There is a familiar arc to enterprise AI. A wave of excitement, a flurry of pilots, a demo that dazzles the boardroom — and then a slow, quiet stall as nothing reaches the customer. The gap between possibility and production has become the defining problem of the decade, and closing it is precisely the work of disciplined AI consulting tied to business growth rather than experimentation for its own sake.
The firms that win don't chase every shiny capability. They treat artificial intelligence as a lever for strategic business growth — a means to widen margins, sharpen decisions and build a durable competitive advantage that rivals can't copy overnight.
01 — ReadinessBefore the model, the maturity
Most AI failures are diagnosed too late. The honest starting point is an AI readiness assessment — a clear-eyed audit of data, talent, infrastructure and appetite for change. It tells you not whether AI is possible, but whether your organisation is ready to absorb it.
From there the work turns structural: the deliberate practice of building an AI-ready company, where data pipelines, governance and culture are aligned long before the first production model ships. Readiness, in other words, is an operating capability — not a checkbox.
"The bottleneck is rarely the algorithm. It's everything around it."
02 — PrioritisationDoing the few things that matter
Ambition is cheap; focus is expensive. The most valuable early exercise is to prioritise AI use cases against impact and feasibility, separating genuine opportunity from theatre. The goal is a short, ruthless list of high-value AI use cases — the handful that actually move the P&L.
Each candidate then earns its place through a disciplined AI proof of concept — small, fast and honest about what works. It's how good consultancies kill bad ideas cheaply and double down on the ones with legs.
03 — Generative AI & EngineeringBuilding things that stay built
Generative AI changed the surface area of what's possible — and the difficulty of doing it responsibly. Mature generative AI consulting looks past the demo to the operational reality of running large models in production, anchored by serious LLMOps for generative AI.
Underneath sits the unglamorous engineering that makes everything else reliable: MLOps best practices for versioning, monitoring and retraining. That foundation is what carries a project across its hardest threshold — the journey from pilot to production, where the vast majority of initiatives quietly die.
04 — ResponsibilityTrust as a feature, not an afterthought
As models touch real decisions, governance stops being optional. A clear responsible AI framework defines the guardrails — fairness, transparency, accountability — before a system ever reaches a customer. Where stakes are high, the answer is deliberate human-in-the-loop AI, keeping people firmly in command of consequential calls.
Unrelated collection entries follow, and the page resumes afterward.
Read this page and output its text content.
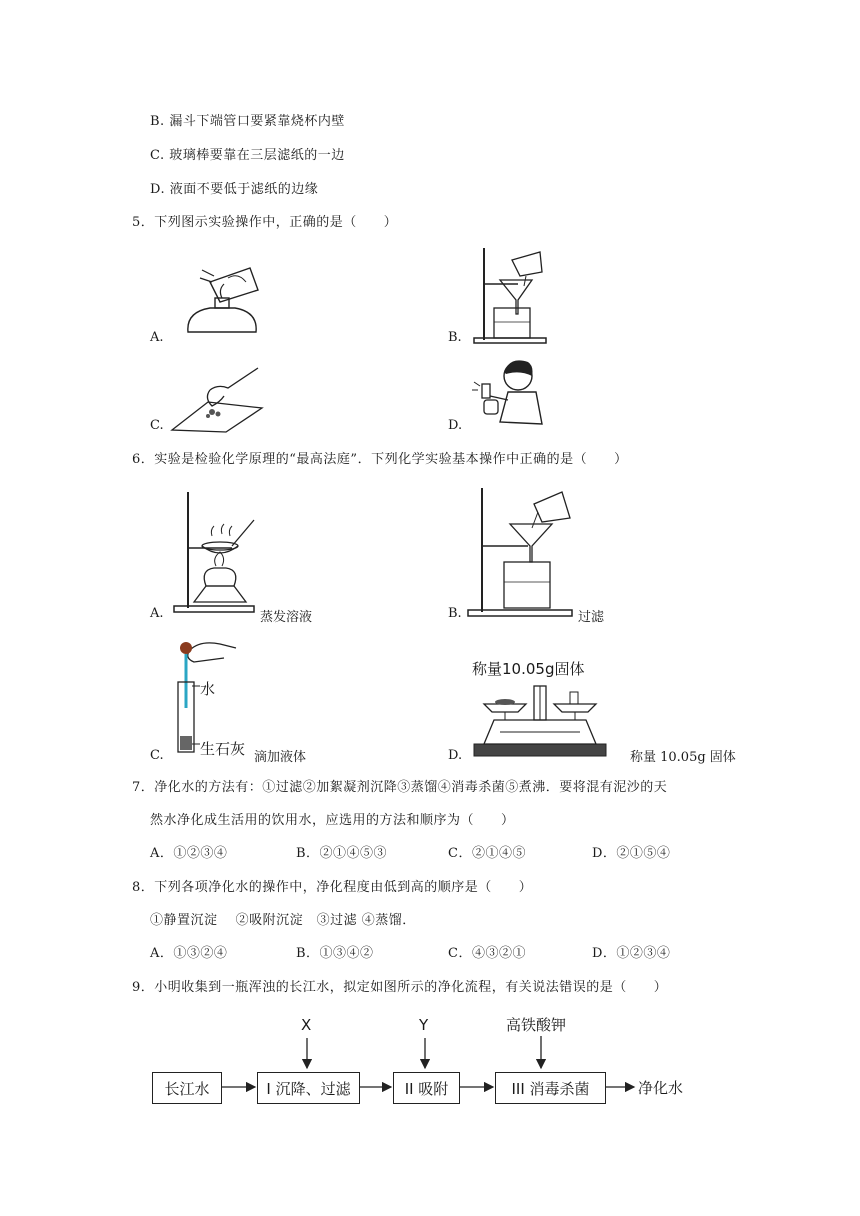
B. 漏斗下端管口要紧靠烧杯内壁
C. 玻璃棒要靠在三层滤纸的一边
D. 液面不要低于滤纸的边缘
5．下列图示实验操作中，正确的是（　　）
A.	B.
C.	D.
6．实验是检验化学原理的“最高法庭”．下列化学实验基本操作中正确的是（　　）
A.	蒸发溶液	B.	过滤
C.
水
生石灰 滴加液体	D.
称量10.05g固体
称量 10.05g 固体
7．净化水的方法有：①过滤②加絮凝剂沉降③蒸馏④消毒杀菌⑤煮沸．要将混有泥沙的天
然水净化成生活用的饮用水，应选用的方法和顺序为（　　）
A．①②③④	B．②①④⑤③	C．②①④⑤	D．②①⑤④
8．下列各项净化水的操作中，净化程度由低到高的顺序是（　　）
①静置沉淀　 ②吸附沉淀　③过滤 ④蒸馏．
A．①③②④	B．①③④②	C．④③②①	D．①②③④
9．小明收集到一瓶浑浊的长江水，拟定如图所示的净化流程，有关说法错误的是（　　）
X	Y	高铁酸钾
长江水	I 沉降、过滤	II 吸附	III 消毒杀菌	净化水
None of it works without people on board, which is why thoughtful change management for AI sits at the centre of every serious rollout. Technology adoption is, in the end, a human story.
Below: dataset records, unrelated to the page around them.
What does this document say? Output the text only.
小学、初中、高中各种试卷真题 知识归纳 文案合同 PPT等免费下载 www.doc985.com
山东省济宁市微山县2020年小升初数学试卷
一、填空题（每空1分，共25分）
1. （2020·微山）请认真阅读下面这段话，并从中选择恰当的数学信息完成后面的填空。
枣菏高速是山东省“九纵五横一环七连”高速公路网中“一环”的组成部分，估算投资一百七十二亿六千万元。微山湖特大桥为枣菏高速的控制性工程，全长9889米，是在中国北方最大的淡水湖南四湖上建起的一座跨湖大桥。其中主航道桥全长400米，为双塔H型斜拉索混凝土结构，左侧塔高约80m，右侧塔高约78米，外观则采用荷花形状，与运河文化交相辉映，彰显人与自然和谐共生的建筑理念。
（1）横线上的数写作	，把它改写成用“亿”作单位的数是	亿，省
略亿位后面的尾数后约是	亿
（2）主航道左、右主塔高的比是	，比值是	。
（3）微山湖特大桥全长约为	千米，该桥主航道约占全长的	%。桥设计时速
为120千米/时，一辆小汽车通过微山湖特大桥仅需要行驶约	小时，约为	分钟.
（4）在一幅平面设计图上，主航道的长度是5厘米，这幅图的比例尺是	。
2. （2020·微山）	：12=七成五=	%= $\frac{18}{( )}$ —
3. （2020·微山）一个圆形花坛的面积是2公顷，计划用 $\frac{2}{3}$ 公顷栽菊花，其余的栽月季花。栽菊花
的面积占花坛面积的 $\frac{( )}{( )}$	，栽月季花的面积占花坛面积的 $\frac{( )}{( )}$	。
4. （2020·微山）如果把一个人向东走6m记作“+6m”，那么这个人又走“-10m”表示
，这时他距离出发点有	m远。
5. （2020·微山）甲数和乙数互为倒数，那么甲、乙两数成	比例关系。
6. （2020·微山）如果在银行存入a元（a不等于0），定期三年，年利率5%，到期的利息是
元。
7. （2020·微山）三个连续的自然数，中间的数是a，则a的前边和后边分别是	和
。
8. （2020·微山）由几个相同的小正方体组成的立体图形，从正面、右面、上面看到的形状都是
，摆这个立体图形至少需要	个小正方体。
05 — Visibility & MarketingWhere AI meets the market
AI doesn't only reshape operations — it reshapes how brands are found and chosen. A modern AI strategy for marketing (offered in Hungarian as AI stratégia marketing) puts intelligent targeting and content engines to work against real revenue goals.
Increasingly, the frontier is being seen at all: engineering brand AI visibility so a company surfaces inside the AI assistants customers now ask first. Pair that with prediktív analitika — predictive analytics that anticipate demand instead of merely reporting on it — and marketing becomes a forecasting discipline.
06 — ProofIdeas are easy; results are the argument
The credibility of any consultancy lives in its case files. The CAADEX webshop redesign shows strategy translated into a working commercial product, while the iMedical Partner TikTok video strategy demonstrates AI-shaped content reaching a genuine audience.
For the longer view, the firm's thinking is gathered in two places worth bookmarking: the running library of insights and strategies for business growth, and the more ambitious essay it calls its Theory of Everything — a thesis on how intelligence, data and strategy finally converge.
The lesson across all of it is consistent. AI rewards the patient and the precise — those who assess honestly, prioritise ruthlessly, build responsibly and ship relentlessly. The hype will keep arriving in waves. The outcomes belong to whoever does the unglamorous work in between.